Less awe-inspiring but still solid was the Hackney Brewery’s Golden Ale. A much more traditional number than the Summit IPA, it was generally clear but bore the tiniest hint of cloudiness to nod at its bottle conditioning. Aromas were subdued and gently hoppy, while the palate was light and refreshing with a clean bitter finish, much less subdued and persistent than its London Field’s comrade. Perhaps there was a bit of elderflower somewhere in there, but mostly this was an easy-drinking number that, if a bit unremarkable, was deemed by Al to be “quite nice” – a high accolade for a bitter indeed – and partnered amicably to the fine weather. Their American Pale Ale was slightly less well received, with the general consensus being that it was a bit heavy on the Burton water aromas – in other words, it smelt a bit eggy. Of course, that’s not necessarily a bad thing, as any real beer head will tell you, but it is enough to put off casual ale drinkers, which this event seemed to have in abundance. Perhaps an experiment or two with a keg is in order to help attract a wider audience?
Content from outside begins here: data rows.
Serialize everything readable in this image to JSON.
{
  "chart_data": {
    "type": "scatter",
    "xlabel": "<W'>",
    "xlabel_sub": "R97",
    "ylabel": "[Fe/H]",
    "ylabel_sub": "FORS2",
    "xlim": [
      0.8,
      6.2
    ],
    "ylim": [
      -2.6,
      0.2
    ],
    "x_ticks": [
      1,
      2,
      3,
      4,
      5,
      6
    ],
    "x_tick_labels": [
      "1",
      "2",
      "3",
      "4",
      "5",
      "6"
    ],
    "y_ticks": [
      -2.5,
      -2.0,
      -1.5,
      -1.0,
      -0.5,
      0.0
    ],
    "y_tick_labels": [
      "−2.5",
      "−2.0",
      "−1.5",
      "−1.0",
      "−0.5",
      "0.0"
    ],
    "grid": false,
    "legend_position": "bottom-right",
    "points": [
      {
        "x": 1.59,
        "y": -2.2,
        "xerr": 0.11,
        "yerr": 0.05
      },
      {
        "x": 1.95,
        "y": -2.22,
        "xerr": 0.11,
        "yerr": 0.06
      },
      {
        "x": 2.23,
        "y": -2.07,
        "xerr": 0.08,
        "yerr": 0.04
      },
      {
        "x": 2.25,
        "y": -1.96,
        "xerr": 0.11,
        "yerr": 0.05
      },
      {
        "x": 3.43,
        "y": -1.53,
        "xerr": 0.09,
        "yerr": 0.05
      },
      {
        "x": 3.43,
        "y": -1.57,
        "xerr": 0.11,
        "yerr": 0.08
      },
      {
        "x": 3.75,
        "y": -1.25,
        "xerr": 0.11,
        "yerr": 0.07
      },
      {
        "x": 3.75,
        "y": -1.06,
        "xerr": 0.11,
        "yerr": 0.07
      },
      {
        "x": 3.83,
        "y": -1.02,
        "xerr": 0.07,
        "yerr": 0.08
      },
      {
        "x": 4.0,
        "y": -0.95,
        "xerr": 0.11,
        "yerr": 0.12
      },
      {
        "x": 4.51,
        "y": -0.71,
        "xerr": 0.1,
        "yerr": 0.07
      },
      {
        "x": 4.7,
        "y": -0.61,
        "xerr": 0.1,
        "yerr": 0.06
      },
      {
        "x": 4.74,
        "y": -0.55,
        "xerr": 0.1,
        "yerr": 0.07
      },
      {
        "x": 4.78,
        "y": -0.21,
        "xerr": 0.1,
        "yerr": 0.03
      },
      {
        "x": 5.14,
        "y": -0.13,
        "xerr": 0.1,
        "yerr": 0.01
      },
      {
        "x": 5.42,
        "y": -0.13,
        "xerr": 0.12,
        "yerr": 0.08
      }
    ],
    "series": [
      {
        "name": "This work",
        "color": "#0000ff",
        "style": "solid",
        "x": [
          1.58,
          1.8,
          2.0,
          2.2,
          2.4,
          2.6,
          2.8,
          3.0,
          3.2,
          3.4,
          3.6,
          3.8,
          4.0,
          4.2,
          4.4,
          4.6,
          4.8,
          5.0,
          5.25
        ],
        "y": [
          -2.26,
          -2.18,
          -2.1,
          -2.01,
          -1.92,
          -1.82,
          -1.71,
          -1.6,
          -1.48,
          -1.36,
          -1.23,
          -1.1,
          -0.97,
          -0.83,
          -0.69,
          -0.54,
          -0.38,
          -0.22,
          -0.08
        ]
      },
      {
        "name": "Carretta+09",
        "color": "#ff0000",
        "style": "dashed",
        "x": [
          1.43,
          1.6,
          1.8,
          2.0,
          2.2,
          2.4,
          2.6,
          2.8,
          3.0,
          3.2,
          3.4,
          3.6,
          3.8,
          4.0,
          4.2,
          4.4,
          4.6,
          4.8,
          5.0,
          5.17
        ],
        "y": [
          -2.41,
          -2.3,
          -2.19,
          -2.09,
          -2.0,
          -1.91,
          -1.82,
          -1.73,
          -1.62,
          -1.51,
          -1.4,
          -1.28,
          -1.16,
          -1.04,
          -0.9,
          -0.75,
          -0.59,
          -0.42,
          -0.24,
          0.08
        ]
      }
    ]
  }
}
The wild card was Ellenberg’s Brewery, who I must admit I was unaware of prior to Saturday's excesses. Copious amounts of Googling and other research (if other forms of research still exist) since has turned up little more than what was on the vague but attractive label: something about North-west London and a possible address in Greenford. This little mystery only added to my present and past tense enjoyment of their Two Arches Dark Wit, as spectacular an interpretation of the classic Germanic wheat style as I have had in a long time. Taste-wise, it was possibly even better than Camden Town’s offering if, at this stage, slightly less refined. Aromas of chunky orange zest immediately tempted and led to a palate that was a massive but dynamic mash-up: banana was a dominate flavour, while tropical fruits – perhaps lychee? – were also represented and all rounded off with shed loads of spice like clove, coriander, and black pepper. I’m a big fan of wheat beers and this was a pretty stunning example, with only the colour being less than totally sexy. Still, at least it helps weed out the pretenders from us dedicated craft beer piss-heads:
All in all, it was a pretty perfect afternoon. It doesn’t often get much better than quaffing an inspired selection of quality craft beer, including some hitherto alien numbers, in an atmospheric establishment on a relatively balmy afternoon. I think I always enjoy boozy festivals the most when they are held in pubs and The Sebright Arms boasts an effortlessly relaxed yet still a bit buzzy ambiance, something not even a conference centre run by Russell Norman could manage. The bar team were friendly and knowledge, the music rowdy without being overwhelming and, of course, there were the Lucky Chip burgers to soak up all the lovely booze: nicely pink and juicy, suitably messy, and 100% trailer park gourmet. Not only that, they arrived in around half an hour, hardly a bad showing given the scrum that had evolved by the time we ordered. My flatmate went as far as to deem his Sheen (it had a different name at the Sebright, but it’s a Sheen to me) “possibly the best burger ever” and the girls’ veggie numbers looked a cut above the average token bean mush generally peddled at meat-driven establishments.
As evening settled in, the tone was inevitably lowering, a sad but true reality in this part of town. The moustachioed masses descended and pleas for “Something lager-y?” began to overwhelm the otherwise charming and efficient staff. But that should hardly detract from a truly fantastic event – this eventuality is the case in nearly all East London establishments on a Saturday night, let alone ones that are selling the area’s finest local brews at a staggering £2.50 a pint AND helping to distribute some choice bottles for free! So a characteristically strong showing from Lucky Chip, top marks for the exciting new microbreweries showcasing their wares, and kudos to The Sebright Arms. There couldn’t possibly have been a better way to announce the arrival of Spring.
The beers reviewed here were prototype brews and bottles were provided by the brewer and distributed by The Seabright Arms free of charge. They were gratefully received.